In the Matter of M.E.M. (1981), 195 Mont. 329, 333, 635 P.2d 1313, 1316 (a different case than the instant case).

We have also noted in the context of proceedings under the ICWA that the State of Montana has a strong and independent commitment to the principles embodied in the ICWA. As we stated in the Matter of M.E.M., supra.

“. . . Our constitution recognizes ‘the distinct and unique cultural heritage of the American Indians and is committed in its education goals to the preservation of their cultural integrity’. 1972 Mont. Const., Art. X, Section 1(2). Preservation of Indian culture is undoubtedly threatened and thereby thwarted as the size of any tribal community dwindles. In addition to its artifacts, language and history, the members of a tribe are its culture. Absent the next generation, any culture is lost and necessarily relegated, at best, to anthropological examination and categorization. In applying our state law and the Indian Child Welfare Act we are cognizant of our responsibility to promote and protect the unique Indian cultures of our state for all future generations of Montanans. (Emphasis added.)”

In light of these federal and Montana statutory and constitutional provisions we turn to Silk’s right to intervene. Silk is an “extended family member” within the meaning of the ICWA Section 1915(a). She has an interest created by the preferences listed in that same section. And clearly, the present parties to the adoption do not adequately represent her interest. Therefore Silk meets all of the requirements laid out in Rule 24(a), M.R.Civ.P. for intervention. However, the District Court ruled that Silk’s motion was not timely. Given the ignorance in which Silk was kept, we can not see how Silk could have been more diligent or any earlier in her petition or motion.

*238Therefore, we hold Silk’s motion to intervene must be granted.

Further, the paramount consideration in an adoption proceeding is the best interests of the child involved. The absence of SRS consent to the adoption in these circumstances may not be found to bar Silk’s claim if, in the court’s discretion, this lack of agency consent would not promote the child’s best interests.

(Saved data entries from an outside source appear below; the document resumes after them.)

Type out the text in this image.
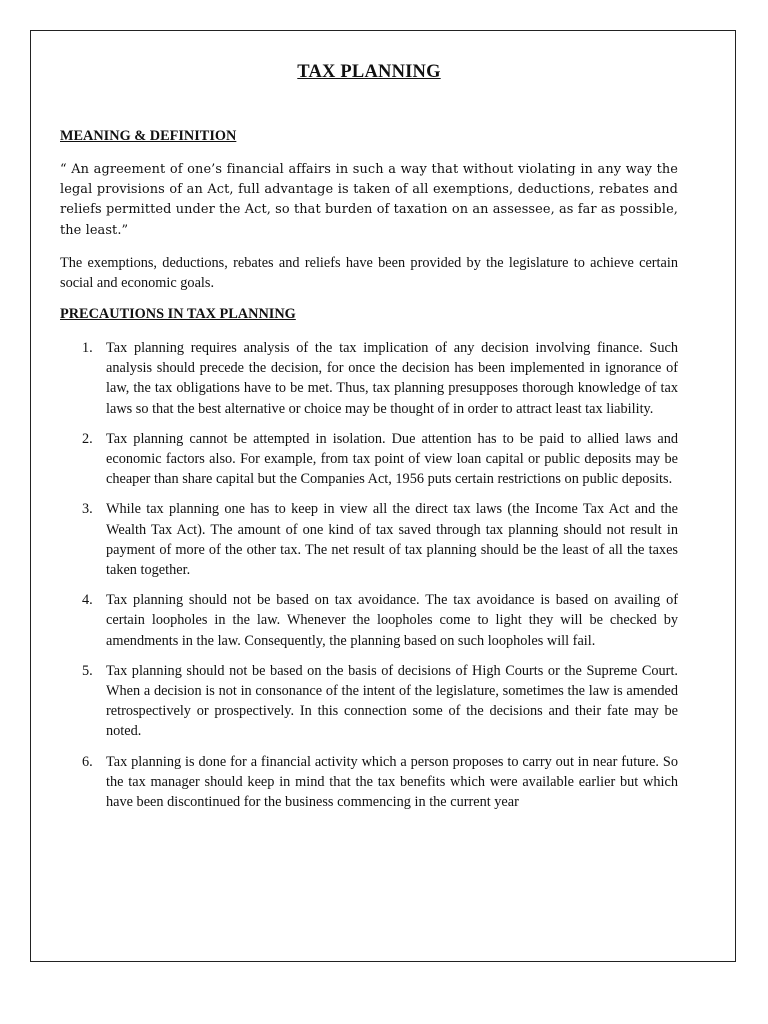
TAX PLANNING
MEANING & DEFINITION

“ An agreement of one’s financial affairs in such a way that without violating in any way the legal provisions of an Act, full advantage is taken of all exemptions, deductions, rebates and reliefs permitted under the Act, so that burden of taxation on an assessee, as far as possible, the least.”

The exemptions, deductions, rebates and reliefs have been provided by the legislature to achieve certain social and economic goals.

PRECAUTIONS IN TAX PLANNING
1. Tax planning requires analysis of the tax implication of any decision involving finance. Such analysis should precede the decision, for once the decision has been implemented in ignorance of law, the tax obligations have to be met. Thus, tax planning presupposes thorough knowledge of tax laws so that the best alternative or choice may be thought of in order to attract least tax liability.
2. Tax planning cannot be attempted in isolation. Due attention has to be paid to allied laws and economic factors also. For example, from tax point of view loan capital or public deposits may be cheaper than share capital but the Companies Act, 1956 puts certain restrictions on public deposits.
3. While tax planning one has to keep in view all the direct tax laws (the Income Tax Act and the Wealth Tax Act). The amount of one kind of tax saved through tax planning should not result in payment of more of the other tax. The net result of tax planning should be the least of all the taxes taken together.
4. Tax planning should not be based on tax avoidance. The tax avoidance is based on availing of certain loopholes in the law. Whenever the loopholes come to light they will be checked by amendments in the law. Consequently, the planning based on such loopholes will fail.
5. Tax planning should not be based on the basis of decisions of High Courts or the Supreme Court. When a decision is not in consonance of the intent of the legislature, sometimes the law is amended retrospectively or prospectively. In this connection some of the decisions and their fate may be noted.
6. Tax planning is done for a financial activity which a person proposes to carry out in near future. So the tax manager should keep in mind that the tax benefits which were available earlier but which have been discontinued for the business commencing in the current year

Because we remand the case to allow Silk to intervene, she may again file her petition for adoption to be considered along with the foster parents’ petition in the action. We, of course, do not decide the adoptive placement of the child. However, these competing petitions are to be considered in light of the ICWA preferences which must be followed absent a showing by the foster parents that good cause exists for not following them.

Reversed and remanded.

MR. CHIEF JUSTICE TURNAGE and MR. JUSTICES HARRISON, WEBER and GULBRANDSON concur.